Voorwaar, ik mag niet lichtzinnig het oor lenen aan de neiging van de romanschrijver om de psychologische gesteldheid van anderen in te leven. Maar er is ook het gezond verstand. Het staat als een paal boven water, dat de heer Minister bij ons had willen zijn, niet alleen om zijn genegenheid te betuigen voor dit nobele Lierse initiatief maar eveneens omdat niet alleen voor de nieuw aangesteld gezagdrager, doch ook voor de mens, die hij is, een bijeenkomst als deze tot de uitzonderlijke, gulden stonden behoort, waarin om zo te zeggen tastbaar de ontroerende osmose gestalte verwerft tussen de verantwoordelijke op het hoogste vlak, de mensen van goede wil, die de handen op eigen initiatief aan de ploeg sloegen, - in casu het Lierse gemeentebestuur, - en, doorheen de op concrete wijze gehuldigde kunstenaars, ons ganse Vlaamse volk. Neen, twijfel er niet aan, in gedachten is de Minister aanwezig op deze manifestatie, die zo volkomen tot de wereld behoort, welke reeds jaren, maar meteen ook dagelijks, zijn hart vervult : het uitdragen van de cultuur in haar zuiverste, van demagogie verstoken vorm, naar de ganse gemeenschap in de geest van een democratische participatie, waarbij de overheid niet aarzelt haar verantwoordelijkheid op te nemen.

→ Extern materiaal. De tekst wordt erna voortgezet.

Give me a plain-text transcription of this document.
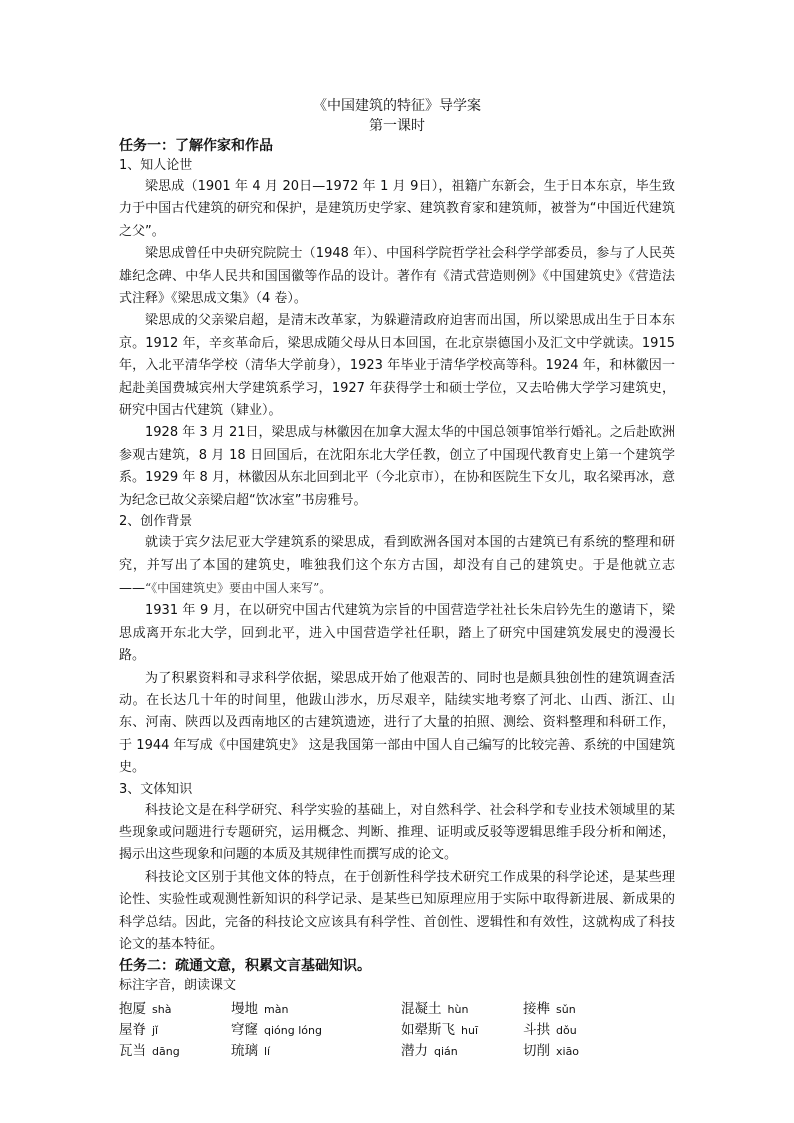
《中国建筑的特征》导学案

第一课时

任务一：了解作家和作品

1、知人论世

梁思成（1901 年 4 月 20日—1972 年 1 月 9日），祖籍广东新会，生于日本东京，毕生致力于中国古代建筑的研究和保护，是建筑历史学家、建筑教育家和建筑师，被誉为“中国近代建筑之父”。

梁思成曾任中央研究院院士（1948 年）、中国科学院哲学社会科学学部委员，参与了人民英雄纪念碑、中华人民共和国国徽等作品的设计。著作有《清式营造则例》《中国建筑史》《营造法式注释》《梁思成文集》（4 卷）。

梁思成的父亲梁启超，是清末改革家，为躲避清政府迫害而出国，所以梁思成出生于日本东京。1912 年，辛亥革命后，梁思成随父母从日本回国，在北京崇德国小及汇文中学就读。1915 年，入北平清华学校（清华大学前身），1923 年毕业于清华学校高等科。1924 年，和林徽因一起赴美国费城宾州大学建筑系学习，1927 年获得学士和硕士学位，又去哈佛大学学习建筑史，研究中国古代建筑（肄业）。

1928 年 3 月 21日，梁思成与林徽因在加拿大渥太华的中国总领事馆举行婚礼。之后赴欧洲参观古建筑，8 月 18 日回国后，在沈阳东北大学任教，创立了中国现代教育史上第一个建筑学系。1929 年 8 月，林徽因从东北回到北平（今北京市），在协和医院生下女儿，取名梁再冰，意为纪念已故父亲梁启超“饮冰室”书房雅号。

2、创作背景

就读于宾夕法尼亚大学建筑系的梁思成，看到欧洲各国对本国的古建筑已有系统的整理和研究，并写出了本国的建筑史，唯独我们这个东方古国，却没有自己的建筑史。于是他就立志——“《中国建筑史》要由中国人来写”。

1931 年 9 月，在以研究中国古代建筑为宗旨的中国营造学社社长朱启钤先生的邀请下，梁思成离开东北大学，回到北平，进入中国营造学社任职，踏上了研究中国建筑发展史的漫漫长路。

为了积累资料和寻求科学依据，梁思成开始了他艰苦的、同时也是颇具独创性的建筑调查活动。在长达几十年的时间里，他跋山涉水，历尽艰辛，陆续实地考察了河北、山西、浙江、山东、河南、陕西以及西南地区的古建筑遗迹，进行了大量的拍照、测绘、资料整理和科研工作，于 1944 年写成《中国建筑史》 这是我国第一部由中国人自己编写的比较完善、系统的中国建筑史。

3、文体知识

科技论文是在科学研究、科学实验的基础上，对自然科学、社会科学和专业技术领域里的某些现象或问题进行专题研究，运用概念、判断、推理、证明或反驳等逻辑思维手段分析和阐述，揭示出这些现象和问题的本质及其规律性而撰写成的论文。

科技论文区别于其他文体的特点，在于创新性科学技术研究工作成果的科学论述，是某些理论性、实验性或观测性新知识的科学记录、是某些已知原理应用于实际中取得新进展、新成果的科学总结。因此，完备的科技论文应该具有科学性、首创性、逻辑性和有效性，这就构成了科技论文的基本特征。

任务二：疏通文意，积累文言基础知识。

标注字音，朗读课文

抱厦 shà	墁地 màn	混凝土 hùn	接榫 sǔn
屋脊 jǐ	穹窿 qióng lóng	如翚斯飞 huī	斗拱 dǒu
瓦当 dāng	琉璃 lí	潜力 qián	切削 xiāo
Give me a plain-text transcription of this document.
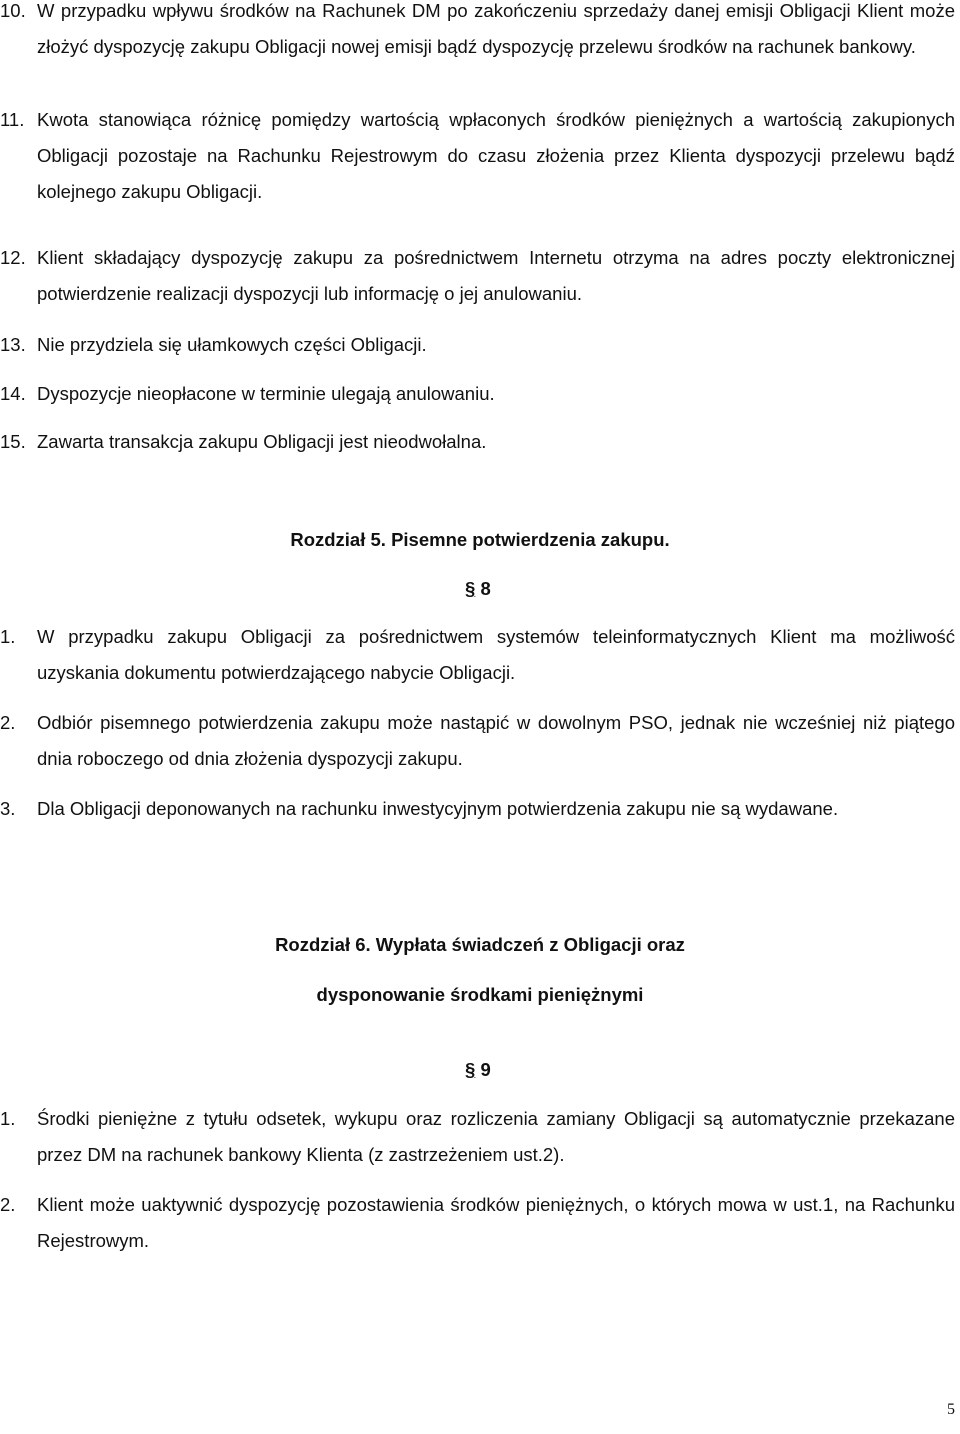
10. W przypadku wpływu środków na Rachunek DM po zakończeniu sprzedaży danej emisji Obligacji Klient może złożyć dyspozycję zakupu Obligacji nowej emisji bądź dyspozycję przelewu środków na rachunek bankowy.

11. Kwota stanowiąca różnicę pomiędzy wartością wpłaconych środków pieniężnych a wartością zakupionych Obligacji pozostaje na Rachunku Rejestrowym do czasu złożenia przez Klienta dyspozycji przelewu bądź kolejnego zakupu Obligacji.

12. Klient składający dyspozycję zakupu za pośrednictwem Internetu otrzyma na adres poczty elektronicznej potwierdzenie realizacji dyspozycji lub informację o jej anulowaniu.

13. Nie przydziela się ułamkowych części Obligacji.

14. Dyspozycje nieopłacone w terminie ulegają anulowaniu.

15. Zawarta transakcja zakupu Obligacji jest nieodwołalna.

Rozdział 5. Pisemne potwierdzenia zakupu.
§ 8

1. W przypadku zakupu Obligacji za pośrednictwem systemów teleinformatycznych Klient ma możliwość uzyskania dokumentu potwierdzającego nabycie Obligacji.

2. Odbiór pisemnego potwierdzenia zakupu może nastąpić w dowolnym PSO, jednak nie wcześniej niż piątego dnia roboczego od dnia złożenia dyspozycji zakupu.

3. Dla Obligacji deponowanych na rachunku inwestycyjnym potwierdzenia zakupu nie są wydawane.

Rozdział 6. Wypłata świadczeń z Obligacji oraz
dysponowanie środkami pieniężnymi
§ 9

1. Środki pieniężne z tytułu odsetek, wykupu oraz rozliczenia zamiany Obligacji są automatycznie przekazane przez DM na rachunek bankowy Klienta (z zastrzeżeniem ust.2).

2. Klient może uaktywnić dyspozycję pozostawienia środków pieniężnych, o których mowa w ust.1, na Rachunku Rejestrowym.

5
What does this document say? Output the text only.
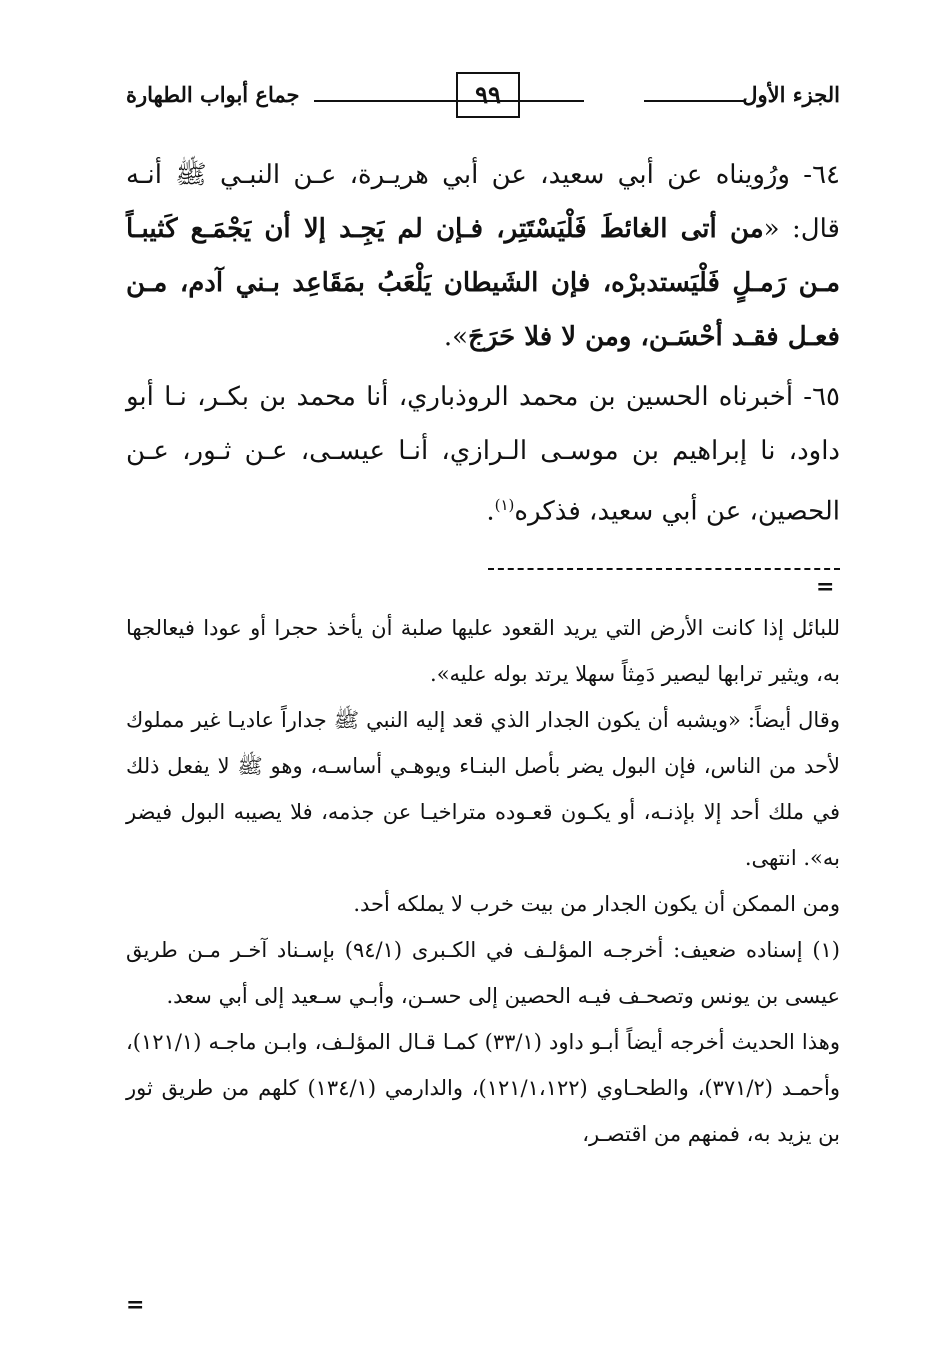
الجزء الأول
٩٩
جماع أبواب الطهارة

٦٤- ورُويناه عن أبي سعيد، عن أبي هريـرة، عـن النبـي ﷺ أنـه قال: «من أتى الغائطَ فَلْيَسْتَتِر، فـإن لم يَجِـد إلا أن يَجْمَـع كَثيبـاً مـن رَمـلٍ فَلْيَستدبرْه، فإن الشَيطان يَلْعَبُ بمَقَاعِد بـني آدم، مـن فعـل فقـد أحْسَـن، ومن لا فلا حَرَجَ».

٦٥- أخبرناه الحسين بن محمد الروذباري، أنا محمد بن بكـر، نـا أبو داود، نا إبراهيم بن موسـى الـرازي، أنـا عيسـى، عـن ثـور، عـن الحصين، عن أبي سعيد، فذكره$^{(١)}$.

=

للبائل إذا كانت الأرض التي يريد القعود عليها صلبة أن يأخذ حجرا أو عودا فيعالجها به، ويثير ترابها ليصير دَمِثاً سهلا يرتد بوله عليه».

وقال أيضاً: «ويشبه أن يكون الجدار الذي قعد إليه النبي ﷺ جداراً عاديـا غير مملوك لأحد من الناس، فإن البول يضر بأصل البنـاء ويوهـي أساسـه، وهو ﷺ لا يفعل ذلك في ملك أحد إلا بإذنـه، أو يكـون قعـوده متراخيـا عن جذمه، فلا يصيبه البول فيضر به». انتهى.

ومن الممكن أن يكون الجدار من بيت خرب لا يملكه أحد.

(١) إسناده ضعيف: أخرجـه المؤلـف في الكـبرى (٩٤/١) بإسـناد آخـر مـن طريق عيسى بن يونس وتصحـف فيـه الحصين إلى حسـن، وأبـي سـعيد إلى أبي سعد.

وهذا الحديث أخرجه أيضاً أبـو داود (٣٣/١) كمـا قـال المؤلـف، وابـن ماجـه (١٢١/١)، وأحمـد (٣٧١/٢)، والطحـاوي (١٢١/١،١٢٢)، والدارمي (١٣٤/١) كلهم من طريق ثور بن يزيد به، فمنهم من اقتصـر،

=
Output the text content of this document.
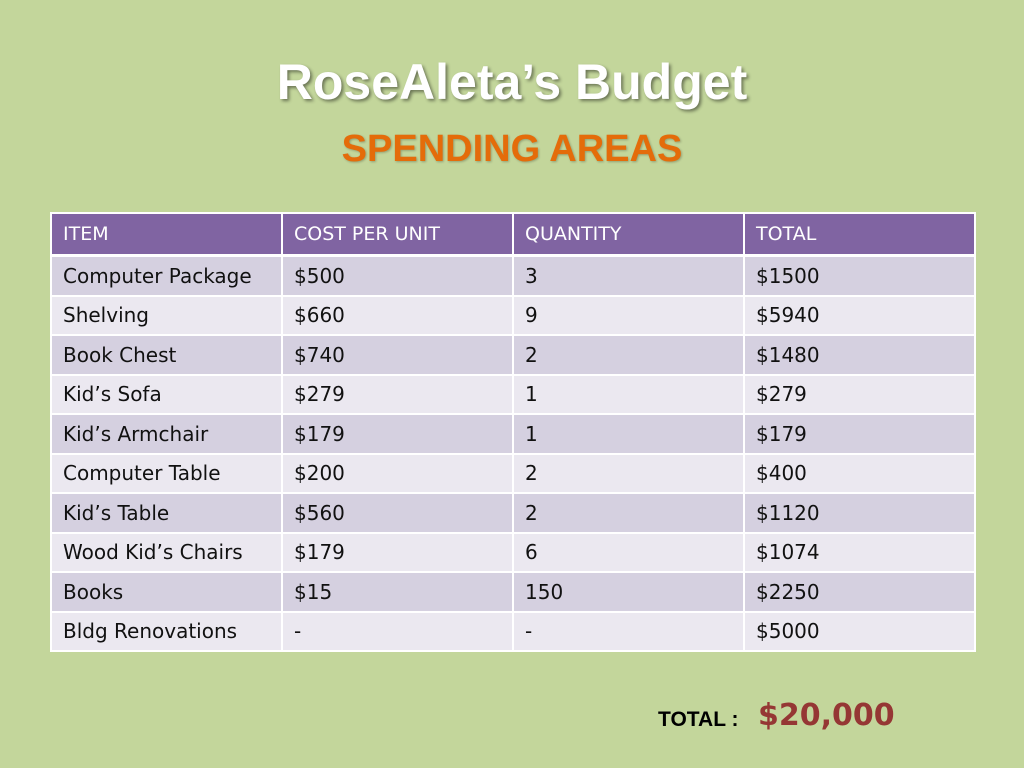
RoseAleta’s Budget
SPENDING AREAS
ITEM	COST PER UNIT	QUANTITY	TOTAL
Computer Package	$500	3	$1500
Shelving	$660	9	$5940
Book Chest	$740	2	$1480
Kid’s Sofa	$279	1	$279
Kid’s Armchair	$179	1	$179
Computer Table	$200	2	$400
Kid’s Table	$560	2	$1120
Wood Kid’s Chairs	$179	6	$1074
Books	$15	150	$2250
Bldg Renovations	-	-	$5000
TOTAL : $20,000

Ondertussen is de man, die voor u staat, helaas, slechts een plaatsvervanger. Ieder plaatsvervanger is een slecht plaatsvervanger. Wat mij betreft is de situatie méér dan bedenkelijk, Toen mij destijds, als auteur, als particulier dus, een dan toch vererende plaats in het comité voor het Timmermans-Opsomerhuis werd aangeboden, heb ik geestdriftig toegezegd. Op het moment dat de eerste vergaderingen gehouden werden moest ik mij wegens bijzonder drukke bezigheden excuseren. Ronduit gezegd durfde ik mij daarna niet meer op de werkvergaderingen aanmelden. Voor dit menselijk tekort, waaraan inmiddels geen, zij het misplaatste schroom vreemd was, bied ik de betrokkenen mijn verontschuldigingen aan. Onmogelijk kon mijn Minister vermoeden, - doch ik ben er hem in elk geval onuitsprekelijk erkentelijk voor - dat hij mij, door de taak van plaatsvervanger te elfder ure aan uw dienaar toe te vertrouwen, een onverhoopte kans op rehabilitatie in de schoot placht te werpen.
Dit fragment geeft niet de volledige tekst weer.